Comment: Very interesting to see the demographical aspects together.

  • The top 10 states do together 55% of the total prosper business
  • The Top 10 occupations is dominated by the "Other" group, Prosper should think about to "force" The users to be more precise. As it could be used for further analysis.
  • The top 10 Occupations furthermore do more than 42% of the Prosper business
  • The typical use case is debt consolidation, far ahead by all other reasons
  • The loan amounts are nicely using 5000$ steps
  • The monthly loan payments are primarily influenced by the loan amount, not by the monthly Income
  • On average the Executives borrow the highest amounts, surprisingly they are followed very closely by registered nurses

Why is Prosper used?

Let's revisit the TimeToMoney topic.
In [640]:
# first create new rolling avg field for teh t2m
df['Time2Money_rolling']= df['Time2Money'].rolling(window=90).mean()
# fill the nas with mean.
df['Time2Money_rolling'].fillna(df['Time2Money'].mean(), inplace = True)
In [641]:
week_time2money_avg = df.groupby([pd.Grouper(key='ListingCreationDate', freq='W-MON')])['Time2Money', 'Time2Money_rolling'].mean().reset_index().sort_values('Time2Money')
In [642]:
plt.figure(figsize = [12, 5]) # larger figure size for subplots
ax = sb.lineplot(week_time2money_avg.ListingCreationDate, week_time2money_avg.Time2Money, label='Time2Money')
ax = sb.lineplot(week_time2money_avg.ListingCreationDate, week_time2money_avg.Time2Money_rolling, label='Time2Money / Rollong Avg. 90 days')

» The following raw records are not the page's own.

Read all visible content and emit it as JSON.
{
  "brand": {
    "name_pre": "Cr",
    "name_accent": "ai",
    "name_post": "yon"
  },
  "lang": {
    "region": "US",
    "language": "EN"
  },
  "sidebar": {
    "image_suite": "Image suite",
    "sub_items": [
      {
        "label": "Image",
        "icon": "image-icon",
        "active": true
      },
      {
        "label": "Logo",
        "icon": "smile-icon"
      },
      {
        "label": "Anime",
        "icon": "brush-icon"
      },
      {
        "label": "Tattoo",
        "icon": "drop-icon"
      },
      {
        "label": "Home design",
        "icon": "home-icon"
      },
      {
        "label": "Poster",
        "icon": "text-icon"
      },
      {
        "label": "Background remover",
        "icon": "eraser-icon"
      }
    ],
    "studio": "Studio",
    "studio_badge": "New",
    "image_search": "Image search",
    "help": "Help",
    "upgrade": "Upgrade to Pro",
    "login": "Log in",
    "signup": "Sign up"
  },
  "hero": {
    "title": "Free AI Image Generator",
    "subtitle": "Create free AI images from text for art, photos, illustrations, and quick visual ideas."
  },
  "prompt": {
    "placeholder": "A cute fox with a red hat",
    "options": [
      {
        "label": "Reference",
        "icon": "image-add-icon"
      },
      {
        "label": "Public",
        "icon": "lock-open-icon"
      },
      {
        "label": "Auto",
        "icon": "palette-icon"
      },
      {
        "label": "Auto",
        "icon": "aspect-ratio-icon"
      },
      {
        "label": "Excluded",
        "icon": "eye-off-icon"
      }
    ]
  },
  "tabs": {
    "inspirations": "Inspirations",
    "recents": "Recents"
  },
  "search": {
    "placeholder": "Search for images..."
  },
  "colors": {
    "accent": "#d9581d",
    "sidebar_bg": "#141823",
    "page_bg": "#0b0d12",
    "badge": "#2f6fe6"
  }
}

ax.spines['top'].set_visible(False)
ax.spines['right'].set_visible(False)
ax.grid(False)
ax.set_title('Time 2 Money / Time 2 Money 90day Moving Average \n', fontdict={'fontsize': 15}, color='b');
ax.set_xlabel('Losting Creation Date', fontdict={'fontsize': 12}, color='b');
ax.set_ylabel('Time to Money (days)', fontdict={'fontsize': 12}, color='b');
print(week_time2money_avg.Time2Money_rolling.mean())
11.15765999157341

Comment: So the 90 days moving average indicates that there is a nearly constant around appr. 11days. Is there a change by teh level of debts and rating...

In [643]:
# Do the sample again
# plot matrix: sample 7000 (appr. 10%) so that plots are clearer and they render faster
# for later create a categorial Term 

df['Term_Alpha'] = pd.Categorical(df.Term, categories=[12,36,60], ordered=True)
samples = np.random.choice(df.shape[0], 7700, replace = False)
mv = df.iloc[samples,:]
In [644]:
g = sb.FacetGrid(data = mv, hue = 'ProsperRating_Alpha', size = 6, despine=True, palette='tab20c')
g.map(plt.scatter, 'Time2Money', 'DebtToIncomeRatio',alpha = .5 )
g.set(ylim=(0, 5))
g.add_legend();
g.axes[0,0].grid(False)
g.axes[0,0].set_title('     Time to Money vs. Debt to Income Ratio (indebtedness) \n', fontdict={'fontsize': 15}, color='b');
g.axes[0,0].set_xlabel('Time to Money (days)', fontdict={'fontsize': 12}, color='b');
g.axes[0,0].set_ylabel('Debt to Income Ratio', fontdict={'fontsize': 12}, color='b');

Ok, pretty busy chart, let's zoom in

In [645]:
g = sb.FacetGrid(data = mv, hue = 'ProsperRating_Alpha', size = 10, palette='tab20c')
g.map(plt.scatter, 'Time2Money', 'DebtToIncomeRatio', alpha = .5)
g.set(xlim=(0.0, 30))
#g.set(ylim=(0, 50))
g.set(ylim=(0, 2))
g.add_legend();
g.axes[0,0].grid(False)
g.axes[0,0].set_title('     Time to Money vs. Debt to Income Ratio (indebtedness) \n Zoom: T2M <=30 / D2ICR <= 2', 
                            fontdict={'fontsize': 15}, color='b');
g.axes[0,0].set_xlabel('Time to Money (days)', fontdict={'fontsize': 12}, color='b');
g.axes[0,0].set_ylabel('Debt to Income Ratio', fontdict={'fontsize': 12}, color='b');

Comment: There is a wide range of of days between the listing creation and the payout of the loan. There is nothing spectacular here, maybe we check in combination with the loan amount by occupation...

In [646]:
## functions
def vertical_mean_line(x, **kwargs):
    plt.axvline(x.mean(), color='green', linestyle='dashed', linewidth=2)
    
def horizontal_mean_line(x, **kwargs):
    plt.axhline(x.mean(), color='orange', linestyle='dashed', linewidth=3) 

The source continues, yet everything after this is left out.